Building the structure at Le Reve
As previously mentioned, center-to-center column spacing at Le Reve is 36 feet, resulting in a heavy structure. Ceiling heights for the first four floors (the low-rise portion of the resort) will be 18 to 21 feet. Floors will be 11 to 12 inches thick with 10-inch drop panels at the columns and mild steel reinforcement. The column cross sections in this lower portion will be 42x96 inches.
The tower portion of the project has 50 floors. Although the top floor shown on the plans is the 60th floor, there are no floors starting with the number "4," a number regarded as unlucky by Asian gamblers. The tower floors will be 10 inches thick with post-tensioned reinforcement. When the concrete reaches 75% of its design strength, the post-tensioning reinforcement will be tensioned and the formwork removed. The columns for the tower are also larger than the typical column cross section: 24x36 inches for those on the perimeter and 24x96 inches for interior columns. Each deck placement on the tower floor will be 55,000 square feet, requiring 1 week to complete a forming and placing cycle, according to Travis Cubley, Marnell Corrao's project manager.

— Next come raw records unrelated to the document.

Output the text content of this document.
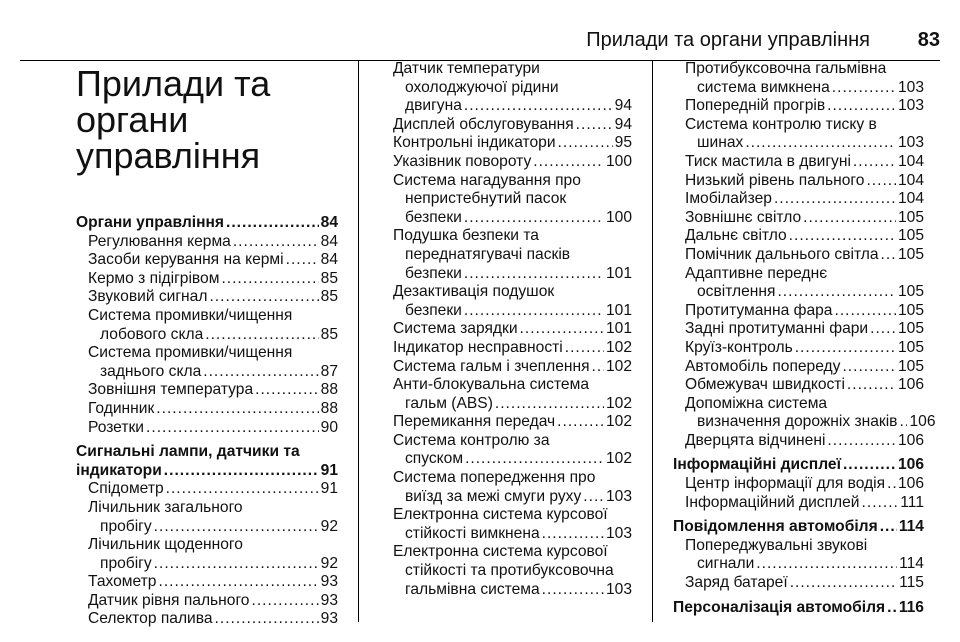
Прилади та органи управління 83
Прилади та органи
управління
Органи управління .....	84
Регулювання керма .....	84
Засоби керування на кермі ..... 84
Кермо з підігрівом .....	85
Звуковий сигнал .....	85
Система промивки/чищення
лобового скла .....	85
Система промивки/чищення
заднього скла .....	87
Зовнішня температура .....	88
Годинник .....	88
Розетки .....	90
Сигнальні лампи, датчики та
індикатори .....	91
Спідометр .....	91
Лічильник загального
пробігу .....	92
Лічильник щоденного
пробігу .....	92
Тахометр .....	93
Датчик рівня пального .....	93
Селектор палива .....	93
Датчик температури
охолоджуючої рідини
двигуна .....	94
Дисплей обслуговування .....	94
Контрольні індикатори .....	95
Указівник повороту .....	100
Система нагадування про
непристебнутий пасок
безпеки .....	100
Подушка безпеки та
переднатягувачі пасків
безпеки .....	101
Дезактивація подушок
безпеки .....	101
Система зарядки .....	101
Індикатор несправності .....	102
Система гальм і зчеплення ..... 102
Анти-блокувальна система
гальм (ABS) .....	102
Перемикання передач .....	102
Система контролю за
спуском .....	102
Система попередження про
виїзд за межі смуги руху ..... 103
Електронна система курсової
стійкості вимкнена .....	103
Електронна система курсової
стійкості та протибуксовочна
гальмівна система .....	103
Протибуксовочна гальмівна
система вимкнена .....	103
Попередній прогрів .....	103
Система контролю тиску в
шинах .....	103
Тиск мастила в двигуні .....	104
Низький рівень пального ..... 104
Імобілайзер .....	104
Зовнішнє світло .....	105
Дальнє світло .....	105
Помічник дальнього світла ..... 105
Адаптивне переднє
освітлення .....	105
Протитуманна фара .....	105
Задні протитуманні фари ..... 105
Круїз-контроль .....	105
Автомобіль попереду .....	105
Обмежувач швидкості .....	106
Допоміжна система
визначення дорожніх знаків ..... 106
Дверцята відчинені .....	106
Інформаційні дисплеї .....	106
Центр інформації для водія ..... 106
Інформаційний дисплей .....	111
Повідомлення автомобіля ..... 114
Попереджувальні звукові
сигнали .....	114
Заряд батареї .....	115
Персоналізація автомобіля ..... 116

Claude Trudeau, vice president of Atlas Construction Supply, San Diego, states that his company is providing specialty forms for this project, including wall and column forms and all suspended slab shoring systems. This includes two complete floor levels of flying forms engineered to accommodate both the tower floors and the high shoring heights of 18 and 21 feet for the low-rise portion of the project. The tower has a gentle curve, so the table decks are trapezoidal in shape to allow for curving edges. And, in an effort to allow quick adjustment of column form dimensions and thereby allow Marnell Corrao to stay on schedule despite frequent column height and dimension changes, Atlas is furnishing pre-assembled column forms in four separate increments.